Davanın dukü duruşmasına, 14 sanık ve avukatları ile Ankara Barosu Başkanı Sadık Erdoğan'ın da aralarında bulunduğu müdahil avukatları katıldı.
Müdahil avukatları, şu aşamada bir taleplerinin olmadığını belirttiler.
Sanık Mehmet Kassap'ın avukatı Abdürrahim Özer, iddianamede, müvekkilinin eylemsel hiç bir faaliyetinden bahsedilmediğini, sadece Ankara'da bulunduğu sırada Tevhid Dergisi'ne gittiğinin belirtildiğini bildirdi.
Sanıklar Ferhan Özmen, Necdet Yüksel ve Rüştü Aytufan'ın avukatı İbrahim Ceylan ise avukat Mumcu'nun dilekçesinde belirttiği hususlara şu aşamada elinde net bilgi olmadığı için cevap veremeyeceğini söyledi. 1987 yılında maktül Uğur Mumcu ile İstanbul Sultanahmet Adliyesi'nde karşılaştığını ve Mumcu'ya "Yiğitçe yürüttüğün mücadeleden dolayı seni kutlarım" dediğini ifade eden Ceylan, avukat Mumcu'nun söylediğinin aksine, dilekçesinde, olaylarda hayatını kaybeden kişileri saygıyla andığını ve onlara karşı saygısızlık etmesinin aklının ucundan dahi geçmediğini söyledi.
Sanık Mehmet Şahin'in avukatı da müvekkilinin milli antrenör olduğunu ve antrenör olarak seçilirken de geniş çaplı bir güvenlik soruşturmasından geçtiğini söyledi. 'Müvekkilim bir örgüt üyesi olsaydı, bu güvenlik soruşturmasından geçer miydi?" diyen avukat, müvekkili Şahin'in, diğer sanıkların gelip çalışma yaptığı ve örgütün kullandığı iddia edilen sahibi olduğu spor salonuna, İstanbul Emniyet Müdürü Hasan Özdemir'in korumalarının da aralarında bulunduğu emniyet mensuplarının gelip çalıştığını söyledi.
İddianamede İran, Libya, Bosna ve Sudan terörist olarak niteleniyor
Sanıklardan Abdülhamit Çelik'in avukatı Faruk Gökkuş, müvekkilininİran'a Farsça öğrenmek için gittiğini ifade ederek, İran, Sudan, Libya ve Bosna gibi birtakım müslüman devletlerin terörist devlet olarak iddianemeye yansıtıldığını söyledi.

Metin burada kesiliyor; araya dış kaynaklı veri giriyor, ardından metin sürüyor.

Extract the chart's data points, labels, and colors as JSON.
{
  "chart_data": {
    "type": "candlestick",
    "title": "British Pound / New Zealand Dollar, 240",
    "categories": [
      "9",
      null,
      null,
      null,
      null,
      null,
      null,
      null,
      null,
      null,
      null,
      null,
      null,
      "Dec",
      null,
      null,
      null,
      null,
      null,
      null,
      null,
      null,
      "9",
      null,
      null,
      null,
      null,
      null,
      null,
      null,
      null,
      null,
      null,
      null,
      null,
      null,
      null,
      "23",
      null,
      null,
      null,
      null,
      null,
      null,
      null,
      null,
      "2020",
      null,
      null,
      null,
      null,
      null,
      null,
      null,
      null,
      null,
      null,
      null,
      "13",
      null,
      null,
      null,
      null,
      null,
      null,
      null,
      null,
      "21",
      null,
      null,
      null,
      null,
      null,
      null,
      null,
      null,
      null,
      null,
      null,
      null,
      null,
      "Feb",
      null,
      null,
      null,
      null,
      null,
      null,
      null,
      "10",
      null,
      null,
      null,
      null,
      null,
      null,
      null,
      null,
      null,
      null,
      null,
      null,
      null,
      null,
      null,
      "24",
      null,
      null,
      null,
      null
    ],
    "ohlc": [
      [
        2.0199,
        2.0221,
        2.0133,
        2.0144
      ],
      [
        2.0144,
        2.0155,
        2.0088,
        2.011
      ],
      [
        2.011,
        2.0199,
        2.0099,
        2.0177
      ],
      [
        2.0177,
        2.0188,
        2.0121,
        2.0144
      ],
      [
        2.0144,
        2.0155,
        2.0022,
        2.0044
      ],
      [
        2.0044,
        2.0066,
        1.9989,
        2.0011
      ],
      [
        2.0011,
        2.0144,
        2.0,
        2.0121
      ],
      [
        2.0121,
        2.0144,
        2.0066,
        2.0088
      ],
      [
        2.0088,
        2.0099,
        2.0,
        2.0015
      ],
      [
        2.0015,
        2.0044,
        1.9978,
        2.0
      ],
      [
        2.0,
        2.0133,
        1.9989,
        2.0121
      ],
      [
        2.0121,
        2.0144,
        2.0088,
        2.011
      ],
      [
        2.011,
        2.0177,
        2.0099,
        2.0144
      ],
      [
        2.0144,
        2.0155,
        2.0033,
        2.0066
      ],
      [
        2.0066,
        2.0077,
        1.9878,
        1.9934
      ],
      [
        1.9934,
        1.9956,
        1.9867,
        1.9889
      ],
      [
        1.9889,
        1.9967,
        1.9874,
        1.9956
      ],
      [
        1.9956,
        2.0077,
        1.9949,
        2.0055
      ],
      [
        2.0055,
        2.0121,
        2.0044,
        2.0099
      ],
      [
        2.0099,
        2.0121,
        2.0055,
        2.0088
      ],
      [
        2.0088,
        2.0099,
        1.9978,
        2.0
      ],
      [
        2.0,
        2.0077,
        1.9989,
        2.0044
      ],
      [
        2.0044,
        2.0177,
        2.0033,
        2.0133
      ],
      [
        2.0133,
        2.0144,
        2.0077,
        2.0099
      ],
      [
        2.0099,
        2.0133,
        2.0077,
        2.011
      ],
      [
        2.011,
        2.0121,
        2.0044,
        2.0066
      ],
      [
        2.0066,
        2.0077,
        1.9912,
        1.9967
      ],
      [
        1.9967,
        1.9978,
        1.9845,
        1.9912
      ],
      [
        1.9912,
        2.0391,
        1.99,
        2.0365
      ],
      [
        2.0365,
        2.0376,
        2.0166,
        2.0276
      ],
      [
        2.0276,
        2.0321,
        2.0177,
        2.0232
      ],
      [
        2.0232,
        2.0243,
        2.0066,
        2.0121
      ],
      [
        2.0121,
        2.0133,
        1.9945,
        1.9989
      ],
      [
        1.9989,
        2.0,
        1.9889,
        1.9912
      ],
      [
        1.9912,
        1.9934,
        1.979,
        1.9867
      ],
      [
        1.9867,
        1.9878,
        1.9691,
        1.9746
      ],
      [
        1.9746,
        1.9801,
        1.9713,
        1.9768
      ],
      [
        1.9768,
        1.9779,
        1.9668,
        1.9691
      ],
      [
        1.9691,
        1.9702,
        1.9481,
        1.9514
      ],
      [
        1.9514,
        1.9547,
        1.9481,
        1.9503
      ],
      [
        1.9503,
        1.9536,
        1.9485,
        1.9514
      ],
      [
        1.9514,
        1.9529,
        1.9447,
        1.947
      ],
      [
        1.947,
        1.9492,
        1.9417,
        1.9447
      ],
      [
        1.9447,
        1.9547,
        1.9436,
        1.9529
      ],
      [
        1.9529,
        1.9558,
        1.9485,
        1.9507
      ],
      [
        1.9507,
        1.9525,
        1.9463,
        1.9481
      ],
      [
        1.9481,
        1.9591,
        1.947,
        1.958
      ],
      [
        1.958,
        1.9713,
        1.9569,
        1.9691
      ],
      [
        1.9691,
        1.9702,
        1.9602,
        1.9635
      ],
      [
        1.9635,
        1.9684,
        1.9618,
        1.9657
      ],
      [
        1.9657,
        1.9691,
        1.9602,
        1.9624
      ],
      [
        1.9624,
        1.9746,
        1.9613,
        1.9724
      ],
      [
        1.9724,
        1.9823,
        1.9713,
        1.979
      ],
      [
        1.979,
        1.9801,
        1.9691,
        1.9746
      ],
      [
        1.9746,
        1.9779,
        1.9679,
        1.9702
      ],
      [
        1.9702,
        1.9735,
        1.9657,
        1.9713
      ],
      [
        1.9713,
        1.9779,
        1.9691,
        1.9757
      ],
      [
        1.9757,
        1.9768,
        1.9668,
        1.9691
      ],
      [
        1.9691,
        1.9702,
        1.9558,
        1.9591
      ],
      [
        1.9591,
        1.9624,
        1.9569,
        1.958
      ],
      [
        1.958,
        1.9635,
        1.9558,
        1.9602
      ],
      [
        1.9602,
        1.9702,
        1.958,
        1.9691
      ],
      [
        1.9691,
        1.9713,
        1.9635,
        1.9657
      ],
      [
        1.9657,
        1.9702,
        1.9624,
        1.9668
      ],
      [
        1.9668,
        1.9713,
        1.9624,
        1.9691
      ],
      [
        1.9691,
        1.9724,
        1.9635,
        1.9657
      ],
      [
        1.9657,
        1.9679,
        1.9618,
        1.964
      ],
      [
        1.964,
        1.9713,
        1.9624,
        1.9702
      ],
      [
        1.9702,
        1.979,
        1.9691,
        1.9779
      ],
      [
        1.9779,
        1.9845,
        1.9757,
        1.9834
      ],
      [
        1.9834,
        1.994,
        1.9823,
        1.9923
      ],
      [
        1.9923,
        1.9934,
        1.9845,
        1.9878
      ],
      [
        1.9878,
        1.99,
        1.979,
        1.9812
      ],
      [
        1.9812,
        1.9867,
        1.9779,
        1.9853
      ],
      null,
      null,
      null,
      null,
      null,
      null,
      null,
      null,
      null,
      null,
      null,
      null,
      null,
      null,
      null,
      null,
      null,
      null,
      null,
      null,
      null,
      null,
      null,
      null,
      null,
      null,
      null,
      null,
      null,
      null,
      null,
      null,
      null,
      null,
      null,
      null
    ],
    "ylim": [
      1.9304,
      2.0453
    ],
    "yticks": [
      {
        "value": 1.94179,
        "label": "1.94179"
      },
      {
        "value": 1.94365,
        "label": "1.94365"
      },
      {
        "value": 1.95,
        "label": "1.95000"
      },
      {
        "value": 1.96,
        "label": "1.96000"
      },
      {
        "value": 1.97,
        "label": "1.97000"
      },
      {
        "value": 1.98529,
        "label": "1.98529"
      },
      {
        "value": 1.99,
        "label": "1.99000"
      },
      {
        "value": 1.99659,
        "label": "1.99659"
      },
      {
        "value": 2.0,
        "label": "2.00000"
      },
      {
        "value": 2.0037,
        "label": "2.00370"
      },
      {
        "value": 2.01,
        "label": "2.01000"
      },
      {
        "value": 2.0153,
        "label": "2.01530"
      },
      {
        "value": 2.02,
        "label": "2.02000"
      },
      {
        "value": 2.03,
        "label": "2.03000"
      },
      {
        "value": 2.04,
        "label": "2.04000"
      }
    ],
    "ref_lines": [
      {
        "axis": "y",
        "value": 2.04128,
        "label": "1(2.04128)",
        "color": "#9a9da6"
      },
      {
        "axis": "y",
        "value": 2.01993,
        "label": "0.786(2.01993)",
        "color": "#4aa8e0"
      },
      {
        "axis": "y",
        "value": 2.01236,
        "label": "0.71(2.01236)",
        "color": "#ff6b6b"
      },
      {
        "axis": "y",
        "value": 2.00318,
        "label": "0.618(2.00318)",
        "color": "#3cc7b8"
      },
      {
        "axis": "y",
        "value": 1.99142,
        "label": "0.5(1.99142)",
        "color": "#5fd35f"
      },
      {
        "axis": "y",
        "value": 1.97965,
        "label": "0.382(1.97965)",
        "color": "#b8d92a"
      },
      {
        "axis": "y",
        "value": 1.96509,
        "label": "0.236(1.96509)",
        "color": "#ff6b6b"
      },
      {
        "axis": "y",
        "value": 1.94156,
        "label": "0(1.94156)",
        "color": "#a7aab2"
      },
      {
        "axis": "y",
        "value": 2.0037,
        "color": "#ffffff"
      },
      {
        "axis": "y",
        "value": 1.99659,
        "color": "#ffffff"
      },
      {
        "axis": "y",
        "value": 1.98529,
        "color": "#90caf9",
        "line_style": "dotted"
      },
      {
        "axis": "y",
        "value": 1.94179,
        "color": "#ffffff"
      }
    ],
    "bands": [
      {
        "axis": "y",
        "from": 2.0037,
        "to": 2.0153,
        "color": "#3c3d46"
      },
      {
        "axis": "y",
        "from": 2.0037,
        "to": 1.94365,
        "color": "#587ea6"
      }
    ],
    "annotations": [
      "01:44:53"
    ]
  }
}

Gökkuş, terör örgütü Hizbullah'ın lideri Hüseyin Velioğlu'nun öldürüldüğü evde ele geçirilen disketteki birtakım bilgilerle, bu davanın sanıkları arasında bağlantı kurulduğunu belirterek, disketteki bilgileri verdiği iddia edilen Murat Filiz'in, Hizbullah operasyonu soruşturmasını yürüten savcıya verdiği ifadede, disketin "düzmece" olduğunu söylediğini savundu.
Duruşmada söz alan diğer sanık avukatları da müvekkilerinin suçsuz olduklarını iddia ederek, tahliye isteminde bulundular.
Cumhuriyet Savcısı Hamza Keleş, 1997 yılında Sincan'da gerçekleştirilen "Kudüs gecesi" ile ilgili olarak Nurettin Şirin ve arkadaşlarının yargılandığı dava dosyasındaki belge ve bilgilerin bu dosya için de kanıt teşkil ettiğinden, dosyanın, bu dava dosyasına konulmasını istedi. Savcı Keleş, birleştirilen dosyanın sanığı Şeref Dursun'un talimat ifadesinin alınması için İstanbul 2 No'lu DGM'ye yazılan talimatın beklenmesine ve tutuklu sanıkların tutukluluk hallerinin devamına karar verilmesini istedi.